Some of Demeter's bake-shop scents are really, strangely off the mark: their Scottish Shortbread doesn't smell like anything I'd ever want to put in my mouth. I keep trying it to see if maybe I'm doing it wrong, but every time, it smells weird: not spoiled or off, but peculiar, most definitely artificial, nearly petrochemical, and not at all like the real thing, which smells only of its ingredients, baked: wheat flour, cornstarch, butter, and sugar. (The cornstarch is heretical to some, sacrosanct to others. I think it's not really shortbread if it doesn't have the cornstarch to give it that fragile, crumbly texture.) It's a very distinctive smell, and it would be a nice thing to smell like, but this isn't it. (Demeter has a no-questions-asked money-back guarantee, but I haven't bothered to even try to send this back, because it's just the one bottle, and it's not worth the cost of shipping it. I figure even if I get one or two duds, at that price--$5 a pop--I'm still getting a great deal.) Scottish Shortbread smells like no food on Earth, though it has some foody qualities, one of which is a bizarre sort of fake-coconut undertone that's also present in some of their other food scents.

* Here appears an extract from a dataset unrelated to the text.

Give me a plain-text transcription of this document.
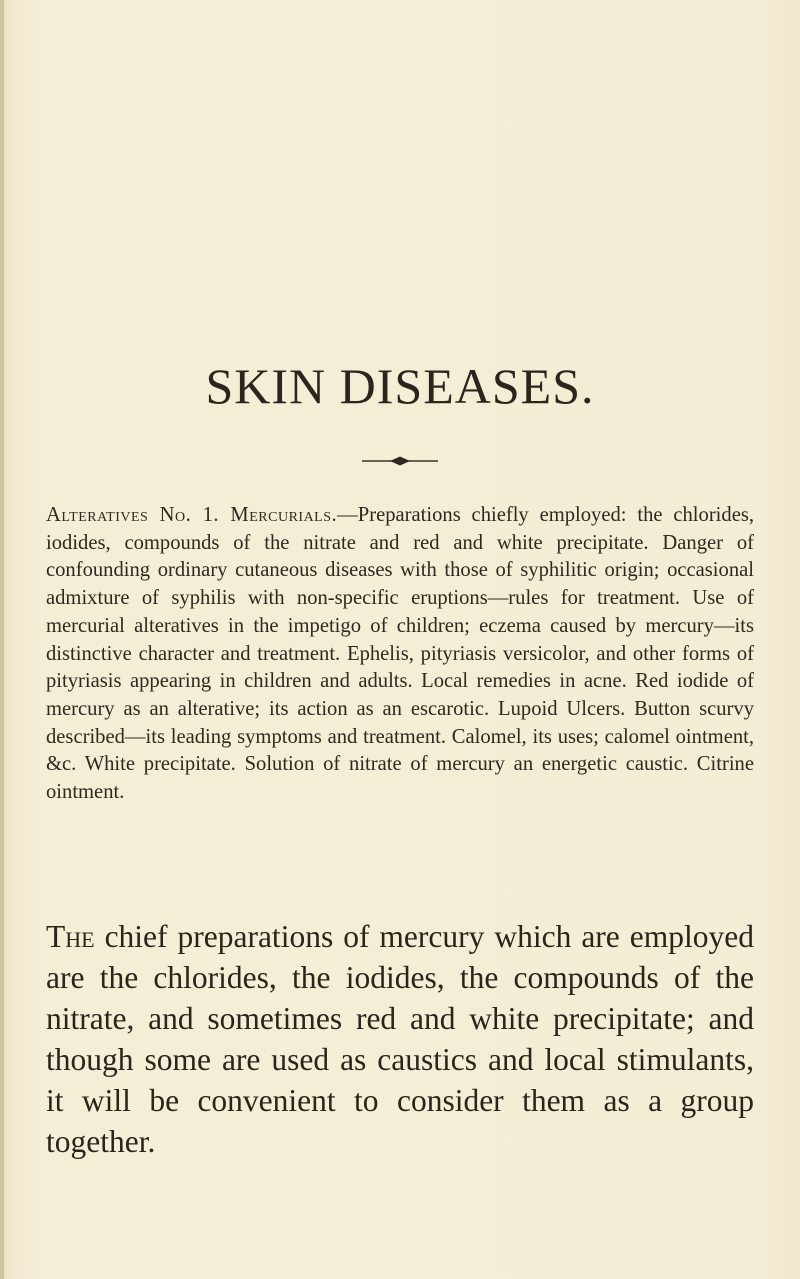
SKIN DISEASES.

Alteratives No. 1. Mercurials.—Preparations chiefly employed: the chlorides, iodides, compounds of the nitrate and red and white precipitate. Danger of confounding ordinary cutaneous diseases with those of syphilitic origin; occasional admixture of syphilis with non-specific eruptions—rules for treatment. Use of mercurial alteratives in the impetigo of children; eczema caused by mercury—its distinctive character and treatment. Ephelis, pityriasis versicolor, and other forms of pityriasis appearing in children and adults. Local remedies in acne. Red iodide of mercury as an alterative; its action as an escarotic. Lupoid Ulcers. Button scurvy described—its leading symptoms and treatment. Calomel, its uses; calomel ointment, &c. White precipitate. Solution of nitrate of mercury an energetic caustic. Citrine ointment.

The chief preparations of mercury which are employed are the chlorides, the iodides, the compounds of the nitrate, and sometimes red and white precipitate; and though some are used as caustics and local stimulants, it will be convenient to consider them as a group together.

One of them is their Tiramisù, which nevertheless is probably the second-best of the bakery scents I've tried so far (let's see: Angel Food Cake, Sugar Cookie, Croquembouche, Brownie, Chocolate Chip Cookie, and Graham Cracker, though I might be missing a couple). If you ignore that faux-coconutty element, which doesn't belong in tiramisù and isn't strong anyway, you have something really delicious: sweet pastry saturated with coffee.

Tiramisù the dessert is ladyfingers dunked in espresso, then layered with a pastry cream made with zabaglione (an egg-yolk custard) and mascarpone cheese, all topped with cocoa powder. (The name sounds, I don't know, Japanese or something, but it's Italian for "pick me up". With all those Italian ingredients, it had better be Italian.) Tiramisù the Demeter scent is sweet and thick, with the baked-goods quality that's missing from Scottish Shortbread, and an enormous quantity of strong coffee, the bitterness of which cuts through the sweetness in an extremely agreeable way.

As it evolves, the coffee fades pretty quickly, leaving a vanilla-flecked cookie/cake smell of indefinable origin. This lasts quite a while, much longer than most Demeters: I can still detect it, though lightly, three to four hours later. For a Demeter scent, that's heroically long-lasting.